This paper addresses the challenge of unbiased statistical inference for low-dimensional target parameters—such as individual regression coefficients—in high-dimensional sparse linear regression. We propose a scalable variational Bayesian method that innovatively combines mean-field approximation with conditional posterior modeling of target versus nuisance variables, achieving both computational efficiency and accurate uncertainty quantification. Crucially, we establish the first Bernstein–von Mises-type asymptotic theory for this class of variational inference, guaranteeing asymptotic normality of the variational posterior and alignment with frequentist properties. Theoretically, our estimator is proven consistent and asymptotically normal, enabling valid confidence interval construction. Numerical experiments demonstrate that our method matches the inferential accuracy of state-of-the-art approaches while substantially outperforming standard variational Bayes in coverage and calibration.

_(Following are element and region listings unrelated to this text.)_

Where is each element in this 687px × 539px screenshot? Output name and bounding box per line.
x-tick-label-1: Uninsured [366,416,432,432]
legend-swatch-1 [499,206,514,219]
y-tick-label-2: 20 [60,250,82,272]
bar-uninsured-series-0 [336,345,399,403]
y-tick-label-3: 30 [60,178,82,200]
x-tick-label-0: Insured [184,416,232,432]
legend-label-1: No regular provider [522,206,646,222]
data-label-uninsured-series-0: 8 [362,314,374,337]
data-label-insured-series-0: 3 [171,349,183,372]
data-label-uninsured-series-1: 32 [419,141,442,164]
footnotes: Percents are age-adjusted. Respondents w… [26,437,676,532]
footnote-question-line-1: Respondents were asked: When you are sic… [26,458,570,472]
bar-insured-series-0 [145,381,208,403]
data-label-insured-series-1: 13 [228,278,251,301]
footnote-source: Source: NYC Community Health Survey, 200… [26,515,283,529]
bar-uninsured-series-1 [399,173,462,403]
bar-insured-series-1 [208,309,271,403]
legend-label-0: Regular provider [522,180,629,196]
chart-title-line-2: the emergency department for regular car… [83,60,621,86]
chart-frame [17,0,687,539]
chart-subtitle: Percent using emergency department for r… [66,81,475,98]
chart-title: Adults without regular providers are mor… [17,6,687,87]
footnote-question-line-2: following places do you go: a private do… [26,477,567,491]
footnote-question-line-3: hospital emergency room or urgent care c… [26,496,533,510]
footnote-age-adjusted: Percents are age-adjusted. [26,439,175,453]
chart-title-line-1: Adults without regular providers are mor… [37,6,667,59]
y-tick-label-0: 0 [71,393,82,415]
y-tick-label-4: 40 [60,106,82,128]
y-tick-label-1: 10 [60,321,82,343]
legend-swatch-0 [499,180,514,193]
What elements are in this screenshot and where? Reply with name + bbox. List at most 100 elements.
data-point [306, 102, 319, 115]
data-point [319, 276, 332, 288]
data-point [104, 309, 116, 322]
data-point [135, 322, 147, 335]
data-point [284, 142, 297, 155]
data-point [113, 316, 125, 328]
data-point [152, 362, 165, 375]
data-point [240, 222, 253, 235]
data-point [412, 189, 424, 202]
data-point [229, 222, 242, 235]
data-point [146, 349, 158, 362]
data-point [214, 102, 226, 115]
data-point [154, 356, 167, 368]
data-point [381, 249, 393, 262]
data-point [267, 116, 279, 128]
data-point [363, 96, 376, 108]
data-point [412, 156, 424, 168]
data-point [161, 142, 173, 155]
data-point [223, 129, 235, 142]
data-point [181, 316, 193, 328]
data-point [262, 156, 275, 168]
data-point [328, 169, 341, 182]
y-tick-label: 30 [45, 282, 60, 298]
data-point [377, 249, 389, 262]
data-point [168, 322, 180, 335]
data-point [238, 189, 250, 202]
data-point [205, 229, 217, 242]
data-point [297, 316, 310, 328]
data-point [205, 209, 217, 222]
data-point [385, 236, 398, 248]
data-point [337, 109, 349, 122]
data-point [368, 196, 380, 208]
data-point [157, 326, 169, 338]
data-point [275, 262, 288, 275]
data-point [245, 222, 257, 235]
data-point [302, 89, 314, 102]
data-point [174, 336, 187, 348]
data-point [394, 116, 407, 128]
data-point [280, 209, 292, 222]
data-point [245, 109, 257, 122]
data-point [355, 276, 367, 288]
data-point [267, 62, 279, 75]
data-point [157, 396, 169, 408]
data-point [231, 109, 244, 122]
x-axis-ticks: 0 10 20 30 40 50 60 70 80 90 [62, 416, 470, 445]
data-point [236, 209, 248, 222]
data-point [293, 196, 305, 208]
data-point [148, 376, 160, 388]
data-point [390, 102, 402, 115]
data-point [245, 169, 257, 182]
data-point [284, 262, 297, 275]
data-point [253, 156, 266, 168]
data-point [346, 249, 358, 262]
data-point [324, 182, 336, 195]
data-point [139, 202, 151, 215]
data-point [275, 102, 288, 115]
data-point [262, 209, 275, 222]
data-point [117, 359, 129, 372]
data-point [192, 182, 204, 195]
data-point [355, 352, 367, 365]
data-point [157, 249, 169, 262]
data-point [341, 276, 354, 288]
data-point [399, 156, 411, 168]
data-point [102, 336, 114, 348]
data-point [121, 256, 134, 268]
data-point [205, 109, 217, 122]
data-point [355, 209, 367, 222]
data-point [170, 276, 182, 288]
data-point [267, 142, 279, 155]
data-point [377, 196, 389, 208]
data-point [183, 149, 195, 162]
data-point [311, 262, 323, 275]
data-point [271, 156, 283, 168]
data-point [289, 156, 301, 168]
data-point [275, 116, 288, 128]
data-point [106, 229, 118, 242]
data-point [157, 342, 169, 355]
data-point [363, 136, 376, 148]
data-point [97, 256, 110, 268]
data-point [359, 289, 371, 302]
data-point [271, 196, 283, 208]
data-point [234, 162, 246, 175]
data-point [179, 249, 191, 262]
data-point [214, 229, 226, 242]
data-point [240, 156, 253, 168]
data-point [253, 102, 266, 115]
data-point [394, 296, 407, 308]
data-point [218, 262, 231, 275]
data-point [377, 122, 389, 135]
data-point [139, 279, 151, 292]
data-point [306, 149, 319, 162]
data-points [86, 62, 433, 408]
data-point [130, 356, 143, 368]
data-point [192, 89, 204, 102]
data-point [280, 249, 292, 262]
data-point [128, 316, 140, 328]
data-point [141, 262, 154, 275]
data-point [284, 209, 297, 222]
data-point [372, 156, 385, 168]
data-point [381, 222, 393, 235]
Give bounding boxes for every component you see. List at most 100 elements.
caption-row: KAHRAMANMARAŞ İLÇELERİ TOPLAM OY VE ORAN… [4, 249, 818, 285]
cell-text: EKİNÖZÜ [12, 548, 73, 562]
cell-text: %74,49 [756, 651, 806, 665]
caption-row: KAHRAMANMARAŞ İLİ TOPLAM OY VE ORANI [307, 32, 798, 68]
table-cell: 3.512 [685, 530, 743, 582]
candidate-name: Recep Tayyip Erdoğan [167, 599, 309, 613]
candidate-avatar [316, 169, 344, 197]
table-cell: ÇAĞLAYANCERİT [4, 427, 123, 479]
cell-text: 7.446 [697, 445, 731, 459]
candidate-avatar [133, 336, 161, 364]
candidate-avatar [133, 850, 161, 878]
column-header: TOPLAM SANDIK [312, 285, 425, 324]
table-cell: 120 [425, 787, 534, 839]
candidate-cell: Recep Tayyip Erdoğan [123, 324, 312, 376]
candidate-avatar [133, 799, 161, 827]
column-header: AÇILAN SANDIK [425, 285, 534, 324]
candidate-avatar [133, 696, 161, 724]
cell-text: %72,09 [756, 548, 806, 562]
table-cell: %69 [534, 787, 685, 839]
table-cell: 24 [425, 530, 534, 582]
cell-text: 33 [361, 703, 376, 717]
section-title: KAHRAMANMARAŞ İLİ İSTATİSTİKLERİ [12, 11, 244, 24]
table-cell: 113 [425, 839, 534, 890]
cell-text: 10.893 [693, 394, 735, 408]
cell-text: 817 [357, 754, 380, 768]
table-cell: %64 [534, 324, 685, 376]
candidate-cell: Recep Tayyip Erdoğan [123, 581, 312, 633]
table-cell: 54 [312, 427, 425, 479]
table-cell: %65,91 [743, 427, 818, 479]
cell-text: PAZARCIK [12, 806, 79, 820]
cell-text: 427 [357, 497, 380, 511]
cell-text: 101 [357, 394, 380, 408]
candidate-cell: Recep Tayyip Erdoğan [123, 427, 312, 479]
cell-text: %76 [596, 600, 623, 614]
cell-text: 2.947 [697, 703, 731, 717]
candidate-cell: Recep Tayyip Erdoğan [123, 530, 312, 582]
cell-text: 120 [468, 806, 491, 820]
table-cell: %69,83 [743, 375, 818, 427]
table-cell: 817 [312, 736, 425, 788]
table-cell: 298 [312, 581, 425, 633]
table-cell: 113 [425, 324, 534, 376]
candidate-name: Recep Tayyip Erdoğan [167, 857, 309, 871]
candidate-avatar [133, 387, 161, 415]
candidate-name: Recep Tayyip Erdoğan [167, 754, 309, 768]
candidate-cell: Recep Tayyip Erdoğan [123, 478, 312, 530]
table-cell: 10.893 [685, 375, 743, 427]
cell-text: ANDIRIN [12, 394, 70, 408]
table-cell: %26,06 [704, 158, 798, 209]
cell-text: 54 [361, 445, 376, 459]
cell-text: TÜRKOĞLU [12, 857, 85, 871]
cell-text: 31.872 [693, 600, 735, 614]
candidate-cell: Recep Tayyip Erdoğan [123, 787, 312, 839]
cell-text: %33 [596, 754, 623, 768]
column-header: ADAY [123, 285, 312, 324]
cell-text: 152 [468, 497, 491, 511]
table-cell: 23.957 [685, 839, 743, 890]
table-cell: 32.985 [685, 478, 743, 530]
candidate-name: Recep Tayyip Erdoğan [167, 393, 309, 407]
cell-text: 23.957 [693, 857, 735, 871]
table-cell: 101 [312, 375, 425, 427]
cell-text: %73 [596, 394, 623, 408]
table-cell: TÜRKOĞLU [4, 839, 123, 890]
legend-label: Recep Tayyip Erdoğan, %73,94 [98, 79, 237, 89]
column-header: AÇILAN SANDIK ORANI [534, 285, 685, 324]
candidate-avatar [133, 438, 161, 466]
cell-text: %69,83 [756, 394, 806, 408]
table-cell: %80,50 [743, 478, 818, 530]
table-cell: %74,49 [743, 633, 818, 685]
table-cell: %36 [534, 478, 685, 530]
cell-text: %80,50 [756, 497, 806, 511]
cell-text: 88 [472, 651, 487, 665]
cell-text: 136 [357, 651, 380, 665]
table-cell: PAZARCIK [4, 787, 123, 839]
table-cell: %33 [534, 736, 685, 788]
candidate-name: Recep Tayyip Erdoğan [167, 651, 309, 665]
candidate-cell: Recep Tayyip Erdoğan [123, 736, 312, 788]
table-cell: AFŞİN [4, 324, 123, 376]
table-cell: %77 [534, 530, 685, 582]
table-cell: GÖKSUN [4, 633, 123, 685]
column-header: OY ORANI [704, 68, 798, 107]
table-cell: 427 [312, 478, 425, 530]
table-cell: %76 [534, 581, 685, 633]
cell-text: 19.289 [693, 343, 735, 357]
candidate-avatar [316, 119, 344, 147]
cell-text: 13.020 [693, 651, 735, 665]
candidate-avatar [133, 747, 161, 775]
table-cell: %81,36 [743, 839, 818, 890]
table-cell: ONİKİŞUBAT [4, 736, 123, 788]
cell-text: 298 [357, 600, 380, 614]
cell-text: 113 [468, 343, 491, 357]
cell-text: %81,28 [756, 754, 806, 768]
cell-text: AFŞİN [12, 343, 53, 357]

We propose a scalable variational Bayes method for statistical inference for a single or low-dimensional subset of the coordinates of a high-dimensional parameter in sparse linear regression. Our approach relies on assigning a mean-field approximation to the nuisance coordinates and carefully modelling the conditional distribution of the target given the nuisance. This requires only a preprocessing step and preserves the computational advantages of mean-field variational Bayes, while ensuring accurate and reliable inference for the target parameter, including for uncertainty quantification. We investigate the numerical performance of our algorithm, showing that it performs competitively with existing methods. We further establish accompanying theoretical guarantees for estimation and uncertainty quantification in the form of a Bernstein--von Mises theorem.